But having followed the prime minister, at home and abroad, for the nearly 19 months of his time in office, he has now set out his vision for foreign policy – and begun to match it with actions and visits.

“We have to engage with this volatile world” is how he summarised his approach when I spoke to him. “I don’t think I have known a time when what is happening internationally is impacting what is going on back home so directly.”

He is stung and irritated by the label lobbed at him by critics who describe him as “never here Keir” because of the number of foreign trips he does.

He has notably tried to push back on this trip, repeatedly talking about how events overseas have a bearing on the cost of living at home. He even made a reference to prices in the supermarkets when he was talking to President Xi in the Great Hall of the People.

Sir Keir has sought a close relationship with President Trump and secured it. For now at least. This is grounded in being judicious in his public remarks and only criticising the president when he thinks it is absolutely essential, such as recently over Greenland and the British troops killed and injured in Afghanistan.

He describes the UK as having “reset” its relationship with the European Union post-Brexit and has done a trade deal with India. And now, here he is in China.

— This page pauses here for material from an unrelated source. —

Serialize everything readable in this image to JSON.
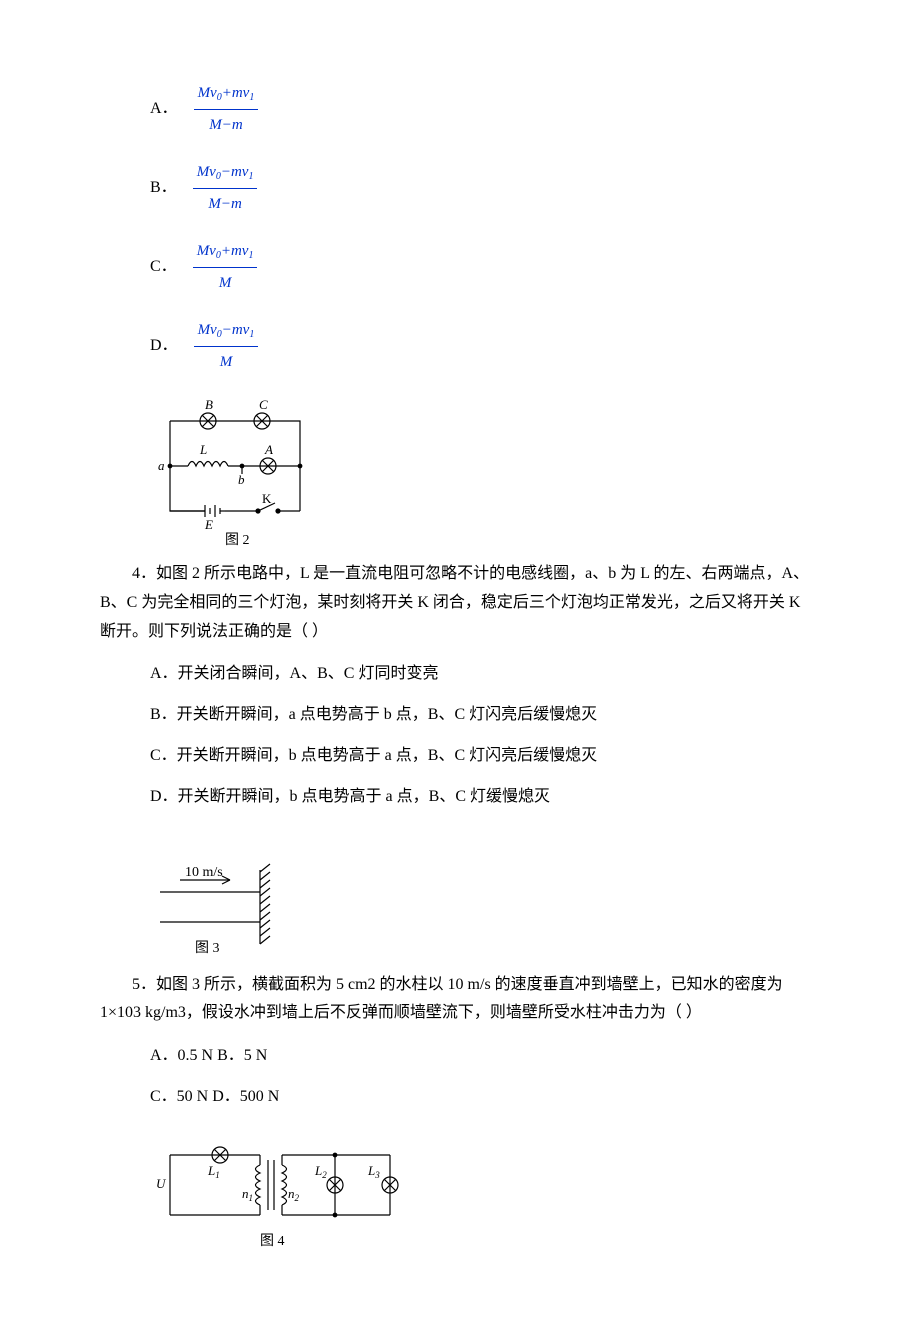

Inevitably, if he leans too far in one direction, it limits his options in another. Rejoin the EU’s customs union, and those trade deals with others would be gone, as he points out to his Labour colleagues who have called for just that.

Be seen to get too close to China, and prepare for the verbal hairdryer from the White House.

The trade-offs are legion.

“I’m a pragmatist, a British pragmatist, applying common sense,” the prime minister told us on the plane, saying his desire was to “make Britain face outwards again.”

Outwards and in multiple directions is his approach, moving incrementally.